Sushi Restaurant

If you are looking for a good, yet unusual cuisine, going to a sushi restaurant may be what you are looking for. However, there are some notable differences between a high quality sushi restaurant and other restaurants. First, depending on the style of the restaurant, the sushi restaurant may resemble a bar more than a restaurant. Fast food quality sushi, like found in Japan, is served through a conveyor belt, where you select the type of sushi you desire as it passes over the conveyor. You are then charged for your sushi based off of the color or number on the plate you have selected. This type of sushi restaurant, however, is most commonly found in Japan.

In western cultures, a sushi restaurant is more likely to resemble a truer restaurant, where a waiter or waitress takes your order and your sushi is custom made for you. This is done because many people are not sure what they are ordering, so the waiter or waitress can explain the differences between the different types of sushi available.

The most important thing to remember when you go to a sushi restaurant is that raw fish is the star of the restaurant. While cooked dishes, such as tempura, is commonly available, the prized dishes of the sushi restaurant will typically contain raw fish. While there are efforts to include vegetarian dishes, do not be surprised if your options are limited. The more authentic the sushi restaurant, the less vegetarian choices you will have available to you.

In addition to this, the more authentic the sushi restaurant, the odder the choices may seem. In addition to the sashimi and nigiri many people are familiar with, cones of temaki may be available. These cones of nori must be eaten quickly, or the nori will absorb the moisture from the ingredients inside and become difficult to eat.

One of the most distinctive parts of going to a sushi restaurant is the inclusion of nori, or seaweed, into virtually every sushi dish. While sashimi does not include nori, almost every other sushi dish has it. Nori has a unique flavor, which is either loved or hated. If you do not like nori, sashimi and nigiri are your only realistic options to avoid it. Temaki, maki and inari all use nori as a primary ingredient.

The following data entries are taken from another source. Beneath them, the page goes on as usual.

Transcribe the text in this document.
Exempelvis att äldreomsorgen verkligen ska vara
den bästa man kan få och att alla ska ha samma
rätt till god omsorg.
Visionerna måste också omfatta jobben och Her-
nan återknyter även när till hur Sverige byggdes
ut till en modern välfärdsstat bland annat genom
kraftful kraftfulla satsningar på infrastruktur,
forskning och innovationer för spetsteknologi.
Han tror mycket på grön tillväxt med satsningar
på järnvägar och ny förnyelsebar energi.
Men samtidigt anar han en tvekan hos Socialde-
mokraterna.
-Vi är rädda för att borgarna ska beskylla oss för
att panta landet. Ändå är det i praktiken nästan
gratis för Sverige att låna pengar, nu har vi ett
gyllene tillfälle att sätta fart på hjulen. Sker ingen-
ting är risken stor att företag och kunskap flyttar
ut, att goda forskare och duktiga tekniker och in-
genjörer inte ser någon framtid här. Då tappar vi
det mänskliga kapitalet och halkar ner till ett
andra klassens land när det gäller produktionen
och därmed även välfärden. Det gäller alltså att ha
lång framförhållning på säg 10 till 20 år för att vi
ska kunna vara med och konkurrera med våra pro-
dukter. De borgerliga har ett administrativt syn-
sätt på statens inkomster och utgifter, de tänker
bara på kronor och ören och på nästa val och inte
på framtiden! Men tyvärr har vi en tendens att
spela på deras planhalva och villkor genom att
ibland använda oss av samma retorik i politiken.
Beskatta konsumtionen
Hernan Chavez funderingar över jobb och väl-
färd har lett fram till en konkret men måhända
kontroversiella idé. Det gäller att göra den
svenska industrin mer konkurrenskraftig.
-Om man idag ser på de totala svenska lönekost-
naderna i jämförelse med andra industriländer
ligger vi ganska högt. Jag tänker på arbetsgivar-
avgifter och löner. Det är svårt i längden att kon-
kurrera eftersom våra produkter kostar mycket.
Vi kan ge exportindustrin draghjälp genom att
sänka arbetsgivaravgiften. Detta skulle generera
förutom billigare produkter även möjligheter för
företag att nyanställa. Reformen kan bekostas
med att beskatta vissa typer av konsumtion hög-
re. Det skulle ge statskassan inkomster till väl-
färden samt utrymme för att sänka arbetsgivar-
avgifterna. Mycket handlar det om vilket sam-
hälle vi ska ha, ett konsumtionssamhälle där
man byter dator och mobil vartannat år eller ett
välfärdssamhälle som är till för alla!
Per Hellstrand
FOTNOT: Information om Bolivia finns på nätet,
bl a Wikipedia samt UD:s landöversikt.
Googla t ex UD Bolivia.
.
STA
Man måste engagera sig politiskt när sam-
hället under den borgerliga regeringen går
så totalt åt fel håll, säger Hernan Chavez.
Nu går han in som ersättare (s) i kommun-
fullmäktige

When you are at a sushi restaurant, the tool of choice is the chopsticks. While sushi can be eaten with your fingers, it is considered polite to attempt to use your chopsticks when possible. Temaki is designed to be eaten with your fingers, as the cones are too large to be handled easily. Sushi from fast food or carry out may be eaten with your fingers, as these dishes were originally created as a finger food for those at theaters and at festivals.